Quando te dás!

"E a sombra disse: 'inclui-me, ou eu te devorarei'. "  (frase de Lígia Prado, astróloga):
Feelme/Quando te dás! Tema: Me!
Imagem retirada da internet


Quando te dás demasiado, quando passas, metade do teu tempo, a cuidar dos outros, acabas a perceber, e nem sempre nos momentos mais tranquilos, que importas o que te deixarem importar e que mesmo que tentes e voltes a tentar, virá quem te diga, "eu avisei-te que era demasiado"...

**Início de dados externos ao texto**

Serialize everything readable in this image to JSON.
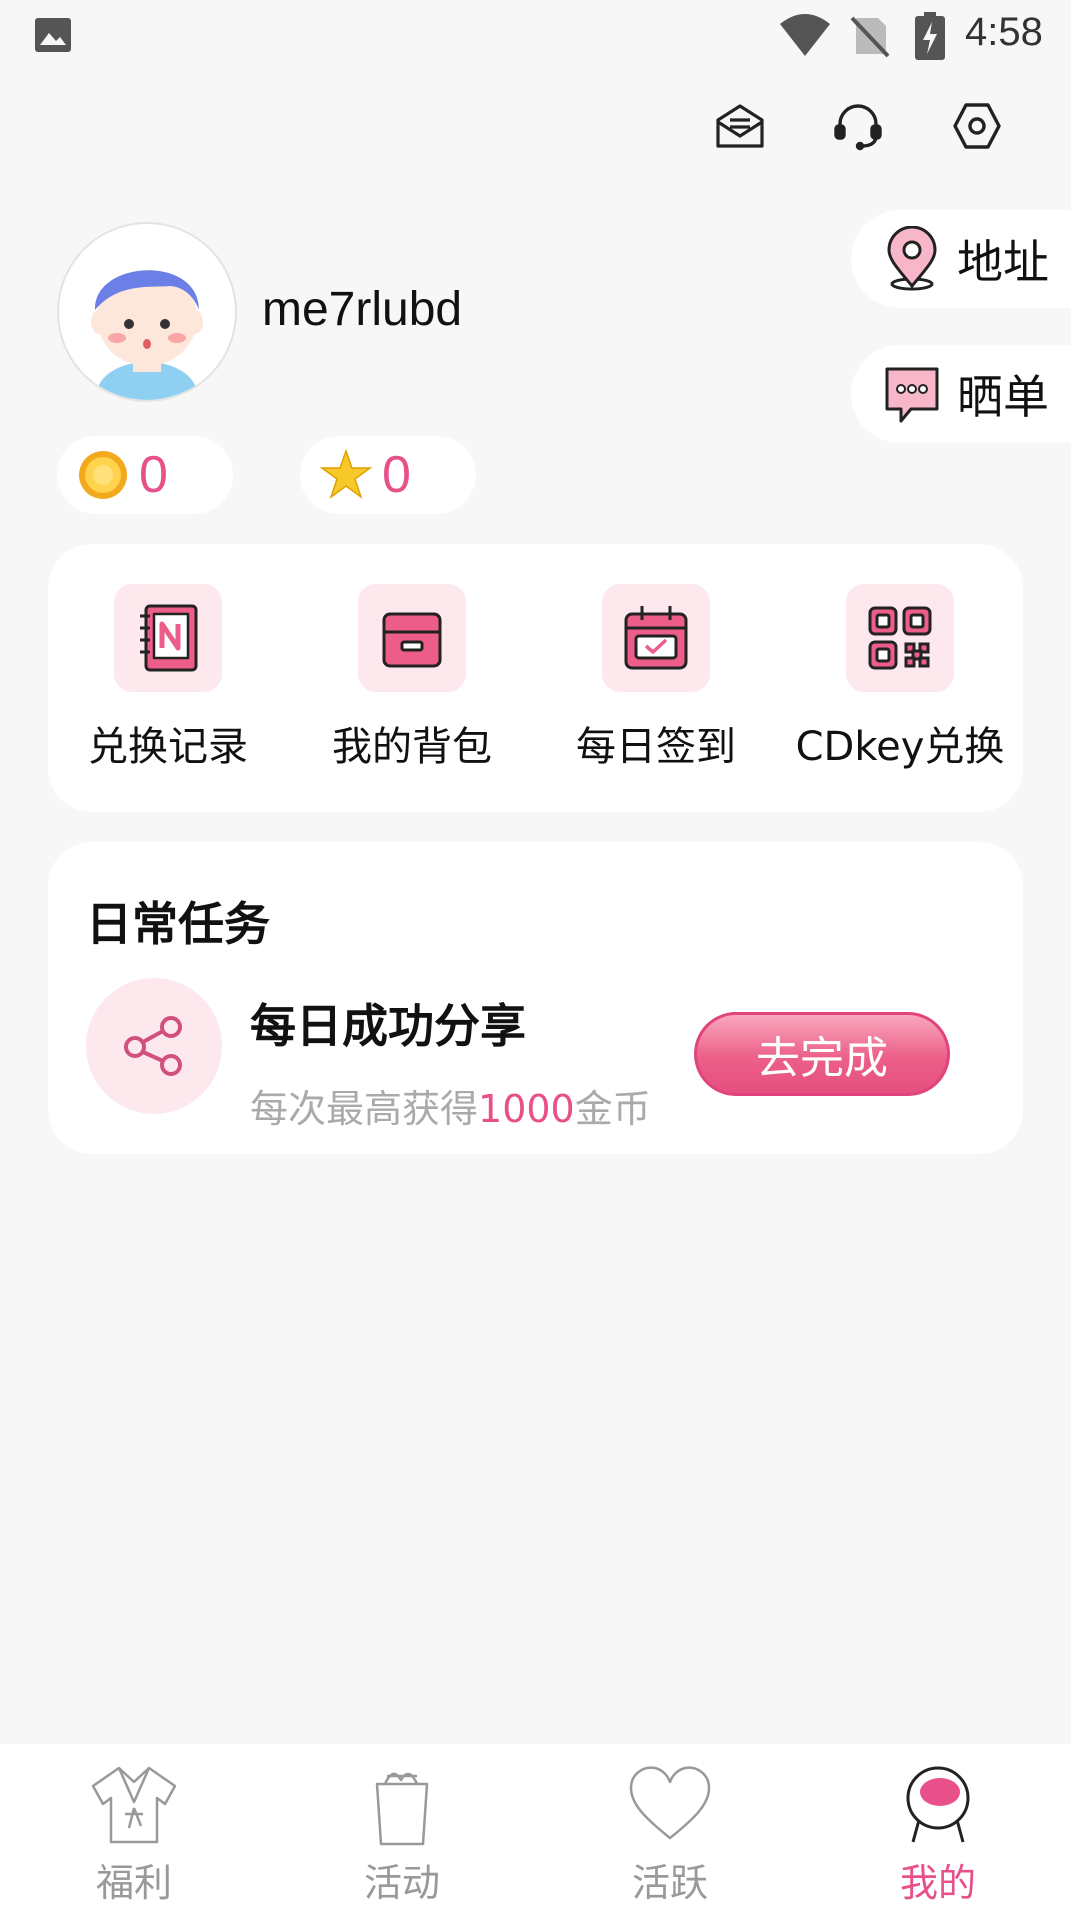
{
  "status_bar": {
    "time": "4:58"
  },
  "header_icons": [
    "mail-icon",
    "headset-icon",
    "settings-icon"
  ],
  "side_buttons": {
    "address_label": "地址",
    "share_order_label": "晒单"
  },
  "profile": {
    "username": "me7rlubd",
    "coins": "0",
    "stars": "0"
  },
  "quick_actions": [
    {
      "label": "兑换记录",
      "icon": "notebook-icon"
    },
    {
      "label": "我的背包",
      "icon": "box-icon"
    },
    {
      "label": "每日签到",
      "icon": "calendar-check-icon"
    },
    {
      "label": "CDkey兑换",
      "icon": "qr-code-icon"
    }
  ],
  "daily_tasks": {
    "title": "日常任务",
    "items": [
      {
        "name": "每日成功分享",
        "desc_prefix": "每次最高获得",
        "desc_amount": "1000",
        "desc_suffix": "金币",
        "button_label": "去完成"
      }
    ]
  },
  "tab_bar": {
    "items": [
      {
        "label": "福利",
        "active": false
      },
      {
        "label": "活动",
        "active": false
      },
      {
        "label": "活跃",
        "active": false
      },
      {
        "label": "我的",
        "active": true
      }
    ]
  },
  "colors": {
    "accent": "#e8508a",
    "icon_bg": "#fde8ee",
    "page_bg": "#f7f7f8"
  }
}
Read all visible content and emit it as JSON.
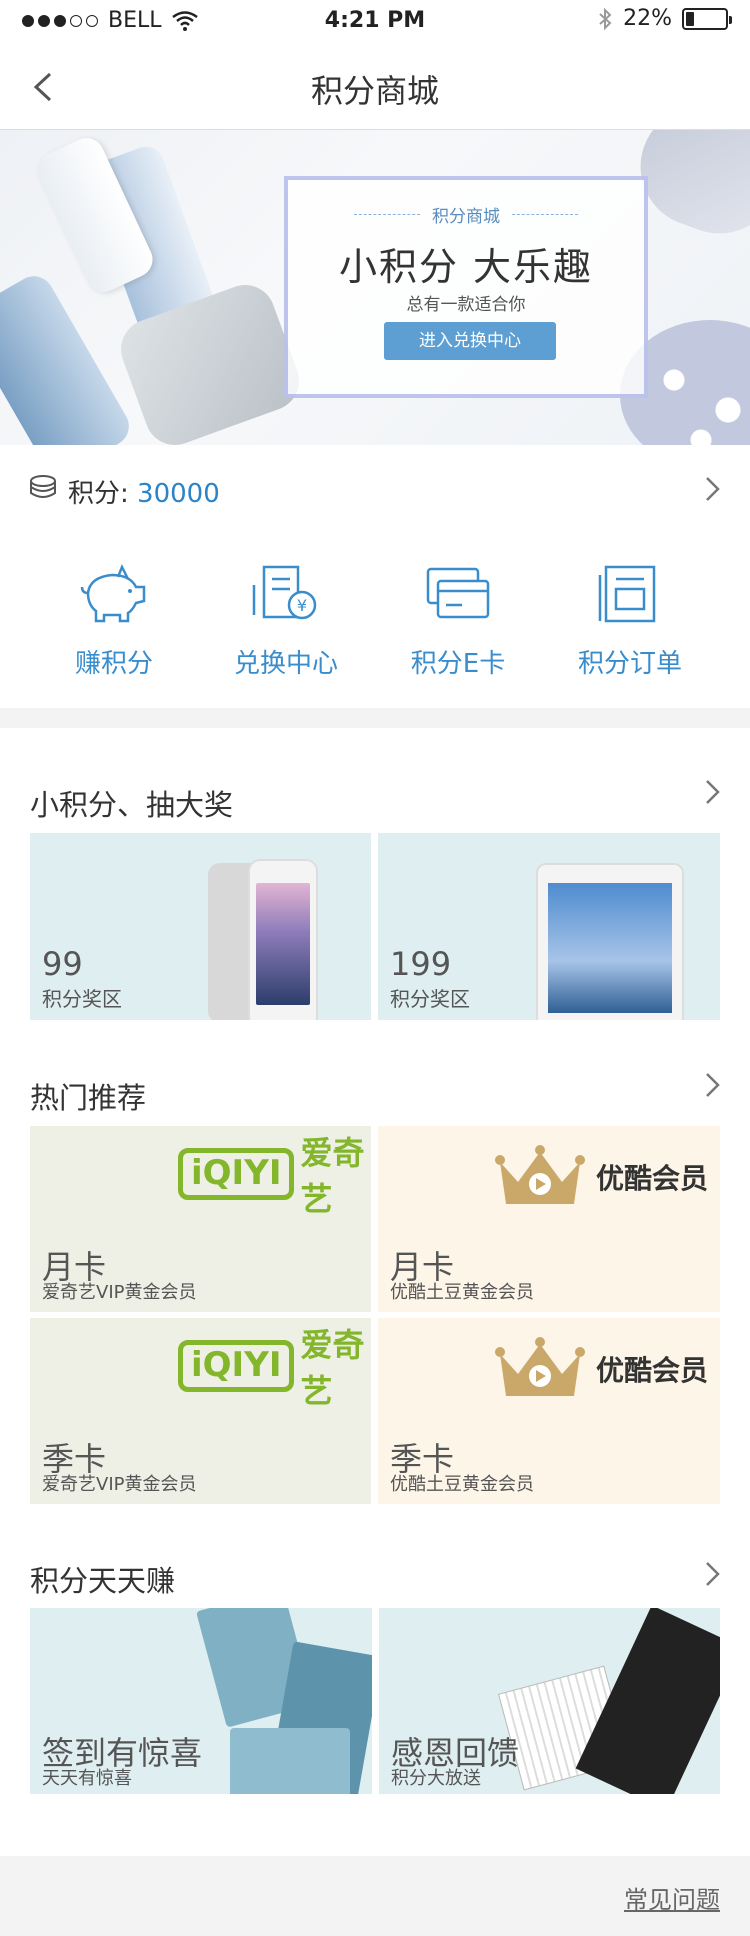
{
  "status_bar": {
    "carrier": "BELL",
    "time": "4:21 PM",
    "battery": "22%",
    "battery_level": 0.22,
    "signal_bars": 3
  },
  "nav": {
    "title": "积分商城"
  },
  "banner": {
    "kicker": "积分商城",
    "headline": "小积分 大乐趣",
    "subline": "总有一款适合你",
    "cta": "进入兑换中心"
  },
  "points": {
    "label": "积分: ",
    "value": "30000"
  },
  "quick_actions": [
    {
      "label": "赚积分",
      "icon": "piggy-bank-icon"
    },
    {
      "label": "兑换中心",
      "icon": "exchange-center-icon"
    },
    {
      "label": "积分E卡",
      "icon": "e-card-icon"
    },
    {
      "label": "积分订单",
      "icon": "order-list-icon"
    }
  ],
  "sections": {
    "lottery": {
      "title": "小积分、抽大奖",
      "tiles": [
        {
          "big": "99",
          "sub": "积分奖区"
        },
        {
          "big": "199",
          "sub": "积分奖区"
        }
      ]
    },
    "hot": {
      "title": "热门推荐",
      "tiles": [
        {
          "big": "月卡",
          "sub": "爱奇艺VIP黄金会员",
          "brand": "爱奇艺",
          "logo": "iQIYI"
        },
        {
          "big": "月卡",
          "sub": "优酷土豆黄金会员",
          "brand": "优酷会员"
        },
        {
          "big": "季卡",
          "sub": "爱奇艺VIP黄金会员",
          "brand": "爱奇艺",
          "logo": "iQIYI"
        },
        {
          "big": "季卡",
          "sub": "优酷土豆黄金会员",
          "brand": "优酷会员"
        }
      ]
    },
    "earn": {
      "title": "积分天天赚",
      "tiles": [
        {
          "big": "签到有惊喜",
          "sub": "天天有惊喜"
        },
        {
          "big": "感恩回馈",
          "sub": "积分大放送"
        }
      ]
    }
  },
  "footer": {
    "faq": "常见问题"
  },
  "colors": {
    "accent": "#3a8dcc",
    "iqiyi_green": "#83b62a",
    "youku_gold": "#c9a86a",
    "tile_blue": "#dfeef0",
    "tile_green": "#eef0e6",
    "tile_cream": "#fdf5e8"
  }
}
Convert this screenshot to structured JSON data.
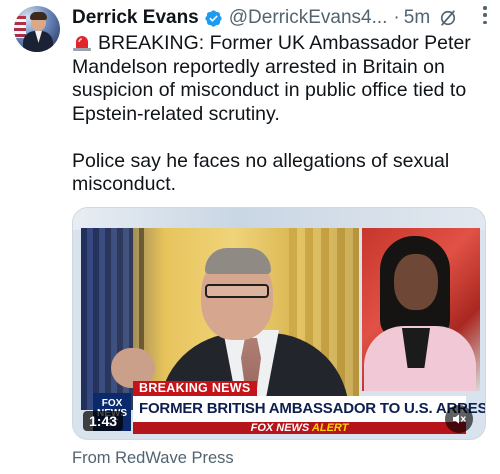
{
  "author": {
    "name": "Derrick Evans",
    "handle": "@DerrickEvans4...",
    "separator": "·",
    "time": "5m",
    "verified": true
  },
  "tweet": {
    "line1": "BREAKING: Former UK Ambassador Peter Mandelson reportedly arrested in Britain on suspicion of misconduct in public office tied to Epstein-related scrutiny.",
    "line2": "Police say he faces no allegations of sexual misconduct."
  },
  "media": {
    "breaking_label": "BREAKING NEWS",
    "chyron": "FORMER BRITISH AMBASSADOR TO U.S. ARRESTED",
    "alert_prefix": "FOX NEWS",
    "alert_word": "ALERT",
    "logo_top": "FOX",
    "logo_mid": "NEWS",
    "logo_bottom": "ET",
    "duration": "1:43"
  },
  "source": "From RedWave Press",
  "icons": {
    "verified": "verified-badge-icon",
    "siren": "siren-icon",
    "grok": "grok-icon",
    "more": "more-icon",
    "mute": "speaker-muted-icon"
  },
  "colors": {
    "verified": "#1d9bf0",
    "secondary_text": "#536471",
    "fox_red": "#c4141a",
    "fox_navy": "#0d1f4f"
  }
}
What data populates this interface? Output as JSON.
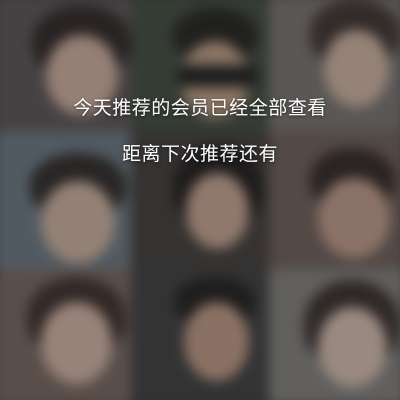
{
  "message": {
    "line1": "今天推荐的会员已经全部查看",
    "line2": "距离下次推荐还有"
  },
  "tiles": [
    {
      "name": "tile-1",
      "bg": "#5a5254",
      "face": "#d9b6a6",
      "hair": "#2a2222"
    },
    {
      "name": "tile-2",
      "bg": "#3d4a3c",
      "face": "#c9a48c",
      "hair": "#1e1c1b"
    },
    {
      "name": "tile-3",
      "bg": "#7a7472",
      "face": "#d8bba9",
      "hair": "#3a302c"
    },
    {
      "name": "tile-4",
      "bg": "#6b7a86",
      "face": "#d7b9a6",
      "hair": "#2a2524"
    },
    {
      "name": "tile-5",
      "bg": "#3e3a37",
      "face": "#d0ab97",
      "hair": "#181515"
    },
    {
      "name": "tile-6",
      "bg": "#6e5e58",
      "face": "#c9a190",
      "hair": "#2d2220"
    },
    {
      "name": "tile-7",
      "bg": "#7a6760",
      "face": "#dcbcab",
      "hair": "#3a2a26"
    },
    {
      "name": "tile-8",
      "bg": "#3b3a3d",
      "face": "#c79f88",
      "hair": "#1a1818"
    },
    {
      "name": "tile-9",
      "bg": "#858380",
      "face": "#e0c6b8",
      "hair": "#332a28"
    }
  ]
}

Nada de mim é dado em vão. Nada do que mostro sentir pelos outros, é pequeno, simulado e sem entrega. Tudo o que preciso, é que entendam que não vem sem custos, porque também preciso de reconhecimento e de contacto visual, Eu sei que é meu, que o escolhi eu, mas não estou sozinha aqui, ou pelo menos achava que não. Eu sei que digo que não importa o que carrego, que o meu desejo é que o final seja definido e que tenha a clareza que coloco em tudo o que começo. Que valha a pena, e não apenas para mim. Eu sei que não cobrava, mas vou começar a fazê-lo, vou cuidar de mim, em primeiro lugar, vou liderar os meus passos, como já fazia antes, mas puxando menos a "corda" emocional que me tem deixado, demasiado, presa. Vou soltar-me de mim, soltando quem parece precisar que vigie menos e que esteja menos.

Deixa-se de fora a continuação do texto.